I spent a lot of time with my grandmother during those early Depression years. She was a smart, tough, soft-hearted woman with a sly sense of humor. She let my grandfather do the posturing and the roaring. But she controlled the purse strings. She knew exactly how much money we had left at any moment, what still had to be paid out, what had to be stretched.

She taught me how to play Papillon, the ancient card game that is easy to learn, yet so difficult to master. We would frequently sit at the kitchen table and play all evening long—-just the two of us. A few years later, I discovered that everybody else in America seemed to call the game Casino.

My grandmother had the ability to keep track of almost every card played in Papillon, so that when we came down to the last deal, she always had a good idea of what four cards I was holding. It was infuriating.

In playing a game of cards, she showed no mercy. She forced me to study the cards carefully and to do my best. She taught me something else, too. She would wiggle her finger in my face and speaking in her fractured French- Canadian accent, she would warn me, “Play smart, Byron. Play smart. But nevair cheat at cards. Nevair. Nevair.”

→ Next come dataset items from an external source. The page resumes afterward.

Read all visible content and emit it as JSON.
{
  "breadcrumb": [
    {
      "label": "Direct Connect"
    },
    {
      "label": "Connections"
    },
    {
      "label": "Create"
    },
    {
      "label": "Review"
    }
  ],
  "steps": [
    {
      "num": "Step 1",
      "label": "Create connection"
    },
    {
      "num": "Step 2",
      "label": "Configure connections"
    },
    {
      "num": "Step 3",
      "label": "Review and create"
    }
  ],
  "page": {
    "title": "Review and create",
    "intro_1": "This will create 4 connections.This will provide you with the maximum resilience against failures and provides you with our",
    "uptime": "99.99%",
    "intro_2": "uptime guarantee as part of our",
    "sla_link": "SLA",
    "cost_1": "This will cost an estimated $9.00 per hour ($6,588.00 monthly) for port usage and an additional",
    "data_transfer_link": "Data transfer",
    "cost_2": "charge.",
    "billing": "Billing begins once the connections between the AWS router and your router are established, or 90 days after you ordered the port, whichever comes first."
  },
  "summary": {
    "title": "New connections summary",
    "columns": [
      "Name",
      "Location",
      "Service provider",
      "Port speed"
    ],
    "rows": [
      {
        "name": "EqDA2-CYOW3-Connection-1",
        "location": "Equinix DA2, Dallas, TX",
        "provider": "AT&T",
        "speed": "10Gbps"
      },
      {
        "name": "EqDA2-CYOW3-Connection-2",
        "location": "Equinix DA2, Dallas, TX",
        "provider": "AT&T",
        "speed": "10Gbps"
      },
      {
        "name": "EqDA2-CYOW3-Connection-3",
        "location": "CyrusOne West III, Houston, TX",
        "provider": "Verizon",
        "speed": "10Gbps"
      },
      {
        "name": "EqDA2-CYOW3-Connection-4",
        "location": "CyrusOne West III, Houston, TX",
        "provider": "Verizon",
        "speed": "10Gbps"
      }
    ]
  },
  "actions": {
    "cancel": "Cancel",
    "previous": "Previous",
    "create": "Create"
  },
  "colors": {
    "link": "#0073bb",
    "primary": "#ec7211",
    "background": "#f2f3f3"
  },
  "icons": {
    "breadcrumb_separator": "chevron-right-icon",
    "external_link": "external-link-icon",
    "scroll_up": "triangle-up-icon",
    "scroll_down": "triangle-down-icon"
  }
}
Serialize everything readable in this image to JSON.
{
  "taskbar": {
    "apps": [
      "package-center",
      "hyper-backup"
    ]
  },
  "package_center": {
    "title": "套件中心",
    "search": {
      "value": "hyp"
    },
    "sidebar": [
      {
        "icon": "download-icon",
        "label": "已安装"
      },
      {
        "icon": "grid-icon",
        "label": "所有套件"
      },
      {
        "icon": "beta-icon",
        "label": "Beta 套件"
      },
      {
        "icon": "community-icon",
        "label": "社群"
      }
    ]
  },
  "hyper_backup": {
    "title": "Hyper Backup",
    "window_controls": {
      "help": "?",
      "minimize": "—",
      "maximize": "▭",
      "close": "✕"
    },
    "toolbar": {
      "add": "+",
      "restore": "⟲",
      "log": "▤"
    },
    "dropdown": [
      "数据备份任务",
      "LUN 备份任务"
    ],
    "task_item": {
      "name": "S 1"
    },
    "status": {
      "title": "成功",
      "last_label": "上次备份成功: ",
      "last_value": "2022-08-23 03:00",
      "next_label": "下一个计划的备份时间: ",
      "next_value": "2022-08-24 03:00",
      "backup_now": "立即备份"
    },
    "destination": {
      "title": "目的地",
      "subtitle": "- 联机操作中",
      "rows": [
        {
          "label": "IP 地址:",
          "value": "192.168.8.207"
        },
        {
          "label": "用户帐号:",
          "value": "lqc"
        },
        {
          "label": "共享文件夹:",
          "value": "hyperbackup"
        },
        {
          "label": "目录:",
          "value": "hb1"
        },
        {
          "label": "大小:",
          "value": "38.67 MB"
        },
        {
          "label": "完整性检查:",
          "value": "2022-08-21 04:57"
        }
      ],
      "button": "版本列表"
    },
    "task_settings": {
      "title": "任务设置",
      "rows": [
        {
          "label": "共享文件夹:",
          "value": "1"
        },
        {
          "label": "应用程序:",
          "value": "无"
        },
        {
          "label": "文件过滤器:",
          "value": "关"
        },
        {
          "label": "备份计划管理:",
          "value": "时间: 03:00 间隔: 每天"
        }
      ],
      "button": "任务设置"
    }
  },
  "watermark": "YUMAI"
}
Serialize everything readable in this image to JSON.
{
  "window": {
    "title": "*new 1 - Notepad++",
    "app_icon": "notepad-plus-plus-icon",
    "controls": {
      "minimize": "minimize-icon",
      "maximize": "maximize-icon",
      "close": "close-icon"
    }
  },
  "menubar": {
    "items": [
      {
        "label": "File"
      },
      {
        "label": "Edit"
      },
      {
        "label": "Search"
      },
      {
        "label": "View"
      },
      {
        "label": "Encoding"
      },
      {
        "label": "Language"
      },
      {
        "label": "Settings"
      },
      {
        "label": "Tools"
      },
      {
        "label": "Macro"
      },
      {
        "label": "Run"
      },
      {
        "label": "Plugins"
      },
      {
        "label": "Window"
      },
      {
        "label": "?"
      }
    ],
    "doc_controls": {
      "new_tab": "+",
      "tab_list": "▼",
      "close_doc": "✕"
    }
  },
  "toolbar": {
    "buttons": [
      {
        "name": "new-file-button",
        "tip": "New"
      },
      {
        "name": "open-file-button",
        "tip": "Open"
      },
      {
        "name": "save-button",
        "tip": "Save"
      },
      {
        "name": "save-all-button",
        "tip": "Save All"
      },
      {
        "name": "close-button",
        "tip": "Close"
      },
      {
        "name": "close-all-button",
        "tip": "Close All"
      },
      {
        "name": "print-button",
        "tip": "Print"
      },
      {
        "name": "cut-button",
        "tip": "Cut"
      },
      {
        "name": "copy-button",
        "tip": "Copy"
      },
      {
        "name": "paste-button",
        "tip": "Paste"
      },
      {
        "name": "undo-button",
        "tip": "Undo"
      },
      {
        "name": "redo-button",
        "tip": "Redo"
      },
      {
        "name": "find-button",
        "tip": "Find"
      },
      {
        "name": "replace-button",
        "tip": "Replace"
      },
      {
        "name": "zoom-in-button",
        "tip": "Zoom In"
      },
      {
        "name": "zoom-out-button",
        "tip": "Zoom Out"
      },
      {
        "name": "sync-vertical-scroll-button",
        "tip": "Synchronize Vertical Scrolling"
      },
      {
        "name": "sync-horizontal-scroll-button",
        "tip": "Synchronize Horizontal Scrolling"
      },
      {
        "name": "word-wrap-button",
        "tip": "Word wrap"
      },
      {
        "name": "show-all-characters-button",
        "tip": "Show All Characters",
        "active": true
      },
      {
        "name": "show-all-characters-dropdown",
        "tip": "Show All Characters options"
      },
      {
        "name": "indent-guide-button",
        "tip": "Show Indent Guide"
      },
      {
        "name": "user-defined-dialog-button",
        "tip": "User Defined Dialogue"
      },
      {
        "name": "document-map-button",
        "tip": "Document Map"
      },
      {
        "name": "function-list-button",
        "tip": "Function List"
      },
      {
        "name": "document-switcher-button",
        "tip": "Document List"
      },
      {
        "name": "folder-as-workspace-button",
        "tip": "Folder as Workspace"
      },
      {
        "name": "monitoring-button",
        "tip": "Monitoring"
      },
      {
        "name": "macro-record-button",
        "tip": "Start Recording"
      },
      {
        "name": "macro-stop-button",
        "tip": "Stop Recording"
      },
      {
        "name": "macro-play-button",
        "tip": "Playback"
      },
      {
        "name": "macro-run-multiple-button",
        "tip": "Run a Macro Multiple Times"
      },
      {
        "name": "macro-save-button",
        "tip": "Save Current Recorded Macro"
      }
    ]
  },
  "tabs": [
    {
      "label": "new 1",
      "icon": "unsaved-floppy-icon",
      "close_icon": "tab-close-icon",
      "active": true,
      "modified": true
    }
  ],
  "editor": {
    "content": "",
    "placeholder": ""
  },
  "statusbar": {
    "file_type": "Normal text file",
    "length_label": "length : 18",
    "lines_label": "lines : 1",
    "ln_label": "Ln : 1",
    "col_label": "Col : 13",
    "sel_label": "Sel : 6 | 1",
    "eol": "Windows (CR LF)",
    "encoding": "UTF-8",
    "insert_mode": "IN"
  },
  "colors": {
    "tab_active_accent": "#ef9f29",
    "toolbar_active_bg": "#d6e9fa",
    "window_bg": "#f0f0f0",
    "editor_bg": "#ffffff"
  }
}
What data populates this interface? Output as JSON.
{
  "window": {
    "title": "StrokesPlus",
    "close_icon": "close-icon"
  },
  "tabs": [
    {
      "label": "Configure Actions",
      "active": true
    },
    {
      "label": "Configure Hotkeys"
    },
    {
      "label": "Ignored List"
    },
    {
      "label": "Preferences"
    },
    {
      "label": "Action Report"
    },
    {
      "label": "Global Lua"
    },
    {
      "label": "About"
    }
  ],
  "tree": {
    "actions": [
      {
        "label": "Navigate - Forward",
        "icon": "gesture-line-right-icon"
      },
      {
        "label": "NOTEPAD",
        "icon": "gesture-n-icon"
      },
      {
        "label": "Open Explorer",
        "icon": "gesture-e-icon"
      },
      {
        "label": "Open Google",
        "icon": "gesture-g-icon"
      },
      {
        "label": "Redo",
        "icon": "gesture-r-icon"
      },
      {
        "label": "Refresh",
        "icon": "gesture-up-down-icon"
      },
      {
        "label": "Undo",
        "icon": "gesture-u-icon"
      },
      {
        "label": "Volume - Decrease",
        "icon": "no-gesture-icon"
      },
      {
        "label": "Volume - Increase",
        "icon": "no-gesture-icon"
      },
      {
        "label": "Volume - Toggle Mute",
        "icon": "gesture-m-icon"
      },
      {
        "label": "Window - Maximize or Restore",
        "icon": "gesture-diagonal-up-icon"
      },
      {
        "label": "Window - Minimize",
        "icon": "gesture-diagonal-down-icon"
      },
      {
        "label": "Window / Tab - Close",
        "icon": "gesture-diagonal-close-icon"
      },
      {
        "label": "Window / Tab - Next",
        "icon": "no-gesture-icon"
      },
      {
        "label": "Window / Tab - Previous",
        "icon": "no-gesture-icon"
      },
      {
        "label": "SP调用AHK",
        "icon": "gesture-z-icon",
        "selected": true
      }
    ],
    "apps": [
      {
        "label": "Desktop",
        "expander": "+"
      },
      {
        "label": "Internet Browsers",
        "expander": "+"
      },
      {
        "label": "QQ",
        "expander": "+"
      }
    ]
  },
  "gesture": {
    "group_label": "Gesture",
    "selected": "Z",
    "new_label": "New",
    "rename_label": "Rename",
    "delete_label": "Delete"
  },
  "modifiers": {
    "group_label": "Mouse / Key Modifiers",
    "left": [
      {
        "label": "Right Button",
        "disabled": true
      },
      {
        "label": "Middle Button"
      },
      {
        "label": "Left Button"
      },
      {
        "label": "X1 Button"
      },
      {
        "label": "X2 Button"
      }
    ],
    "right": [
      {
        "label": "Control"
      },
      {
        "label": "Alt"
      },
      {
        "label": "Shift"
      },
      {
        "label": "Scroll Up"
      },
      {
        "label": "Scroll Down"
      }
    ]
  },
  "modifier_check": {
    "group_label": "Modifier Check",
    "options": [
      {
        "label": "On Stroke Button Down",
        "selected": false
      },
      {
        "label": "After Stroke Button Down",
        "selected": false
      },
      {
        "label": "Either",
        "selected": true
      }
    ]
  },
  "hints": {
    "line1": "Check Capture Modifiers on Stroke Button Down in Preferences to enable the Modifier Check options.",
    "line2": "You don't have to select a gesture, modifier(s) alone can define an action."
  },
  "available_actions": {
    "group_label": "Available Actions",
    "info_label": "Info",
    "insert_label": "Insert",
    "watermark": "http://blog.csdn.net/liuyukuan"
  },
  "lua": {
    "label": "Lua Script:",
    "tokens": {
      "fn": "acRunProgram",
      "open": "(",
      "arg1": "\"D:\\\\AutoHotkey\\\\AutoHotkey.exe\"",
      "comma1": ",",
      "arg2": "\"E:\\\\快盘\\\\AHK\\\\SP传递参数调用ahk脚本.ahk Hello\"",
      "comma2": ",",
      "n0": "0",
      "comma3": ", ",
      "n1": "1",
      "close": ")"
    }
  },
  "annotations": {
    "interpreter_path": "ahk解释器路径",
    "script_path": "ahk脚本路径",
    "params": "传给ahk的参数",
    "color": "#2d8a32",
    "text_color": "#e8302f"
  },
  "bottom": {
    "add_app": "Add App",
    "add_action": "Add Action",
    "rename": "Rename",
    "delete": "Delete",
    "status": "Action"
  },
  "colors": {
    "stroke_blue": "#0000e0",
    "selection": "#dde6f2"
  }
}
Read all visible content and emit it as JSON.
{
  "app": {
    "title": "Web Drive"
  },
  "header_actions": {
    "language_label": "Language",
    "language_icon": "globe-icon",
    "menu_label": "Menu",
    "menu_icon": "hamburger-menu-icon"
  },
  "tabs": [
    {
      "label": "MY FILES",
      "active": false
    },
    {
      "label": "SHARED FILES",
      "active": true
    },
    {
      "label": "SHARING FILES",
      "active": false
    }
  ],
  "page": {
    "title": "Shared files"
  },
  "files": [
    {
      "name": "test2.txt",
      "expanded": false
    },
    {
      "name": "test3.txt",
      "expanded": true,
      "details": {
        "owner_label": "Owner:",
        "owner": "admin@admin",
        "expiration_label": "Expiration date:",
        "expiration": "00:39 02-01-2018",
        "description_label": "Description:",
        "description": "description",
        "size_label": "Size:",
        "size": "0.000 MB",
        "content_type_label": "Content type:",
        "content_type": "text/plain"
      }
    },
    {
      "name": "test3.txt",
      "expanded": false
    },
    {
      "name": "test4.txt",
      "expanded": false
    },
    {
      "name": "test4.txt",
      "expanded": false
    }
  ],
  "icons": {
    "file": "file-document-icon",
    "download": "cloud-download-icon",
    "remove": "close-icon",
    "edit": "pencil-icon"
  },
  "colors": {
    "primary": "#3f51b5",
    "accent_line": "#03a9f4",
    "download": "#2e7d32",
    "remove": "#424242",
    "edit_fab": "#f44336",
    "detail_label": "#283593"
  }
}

A good lesson for playing at cards—and life.


During those days, my grandfather made a good full- flavored home brew. Strictly for our own family and friends, his beer was a big hit at family dinners and pinochle parties.

However, with no steady job and with the Depression pushing us toward the bottom, he began a little local bootlegging to bring in some extra money. He would take advance orders and then deliver the finished product—a case or two here, a case or two there, mostly to industrial workers at the machine shops and warehouses in our neighborhood and down around the docks.

He cooked the malt and the hops and the other fixings in an old 10-gallon enamel kettle. Then he’d siphon the cooled wort into glass jugs, adding the yeast. In about a week, the product was ready for bottling.